Epigenetic regulation of defensin gene expression in lung epithelial cells and COPD

Abstract

Chronic obstructive pulmonary disease (COPD) includes emphysema and chronic bronchitis and is one of the most common diseases worldwide. Although inflammatory processes play an important role in the pathogenesis of COPD, the exact role of the innate immune system of the bronchial system and in particular the mode of action of epithelial cells in COPD remains poorly understood. Preliminary results of a recently started study with COPD patients of different clinical stages indicated an increased expression of human β-defensin (hBD)-1 (control group, n=8: 0.0258±0.0053 hBD-1/β2M vs. COPDIII, n=9: 0.119±0.033; P value 0.0183; vs. COPD I, n=4: 0.163±0.049; P value 0.002), but not other antimicrobial peptides such as hBD-2, RNase 7 or S100A7 protein (Psoriasin) compared with healthy controls. However, the mechanism by which the chronic inflammation of bronchial epithelial cells in COPD patients leads to a persisting overexpression of constitutively expressed hBD-1 is not very well understood. Thus, we investigated which epigenetic mechanism might be responsible for the enhanced hBD-1 mRNA expression. Whereas active promoters generally contain histone H3/H4 hyperacetylation and tri-methylation at H3 lysine 4, the histone H3 lysine 9 methylation (H3K9me3) has been extensively correlated with repression. Our first results with lung epithelial cell lines show the absence of active histone modifications under non-induced conditions around the transcription start, while H3K9me3 is present throughout the hBD-1 and -2 loci.
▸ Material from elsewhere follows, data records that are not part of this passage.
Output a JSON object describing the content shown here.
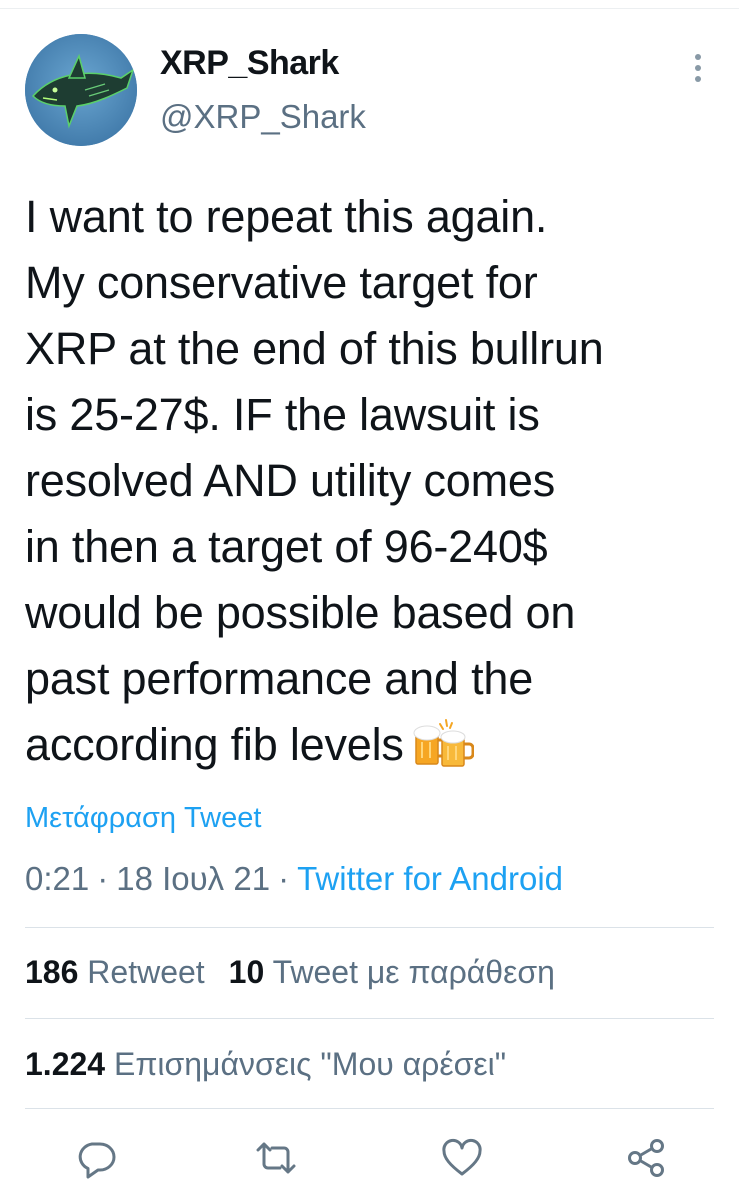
{
  "author": {
    "display_name": "XRP_Shark",
    "handle": "@XRP_Shark",
    "avatar_icon": "shark-avatar"
  },
  "more_icon": "more-vertical-icon",
  "tweet": {
    "lines": [
      "I want to repeat this again.",
      "My conservative target for",
      "XRP at the end of this bullrun",
      "is 25-27$. IF the lawsuit is",
      "resolved AND utility comes",
      "in then a target of 96-240$",
      "would be possible based on",
      "past performance and the",
      "according fib levels"
    ],
    "emoji": "beer-mugs-icon"
  },
  "translate_label": "Μετάφραση Tweet",
  "meta": {
    "time": "0:21",
    "date": "18 Ιουλ 21",
    "separator": "·",
    "source": "Twitter for Android"
  },
  "stats": {
    "retweets_count": "186",
    "retweets_label": "Retweet",
    "quotes_count": "10",
    "quotes_label": "Tweet με παράθεση",
    "likes_count": "1.224",
    "likes_label": "Επισημάνσεις \"Μου αρέσει\""
  },
  "actions": [
    "reply-icon",
    "retweet-icon",
    "like-icon",
    "share-icon"
  ],
  "colors": {
    "link": "#1da1f2",
    "secondary_text": "#5b7083",
    "primary_text": "#0f1419",
    "divider": "#dbe2e8"
  }
}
The modulation of defensin gene expression in COPD might be, in part, a consequence of epigenetic alternations in the chromatin structure of the defensin genes. The understanding of the basic mechanisms that mediate epigenetic regulation of defensin gene expression may lead to a better understanding of the pathogenesis of COPD, thus providing an unique platform for the development of new therapeutic strategies (supported by DFG, SFB617, project A23).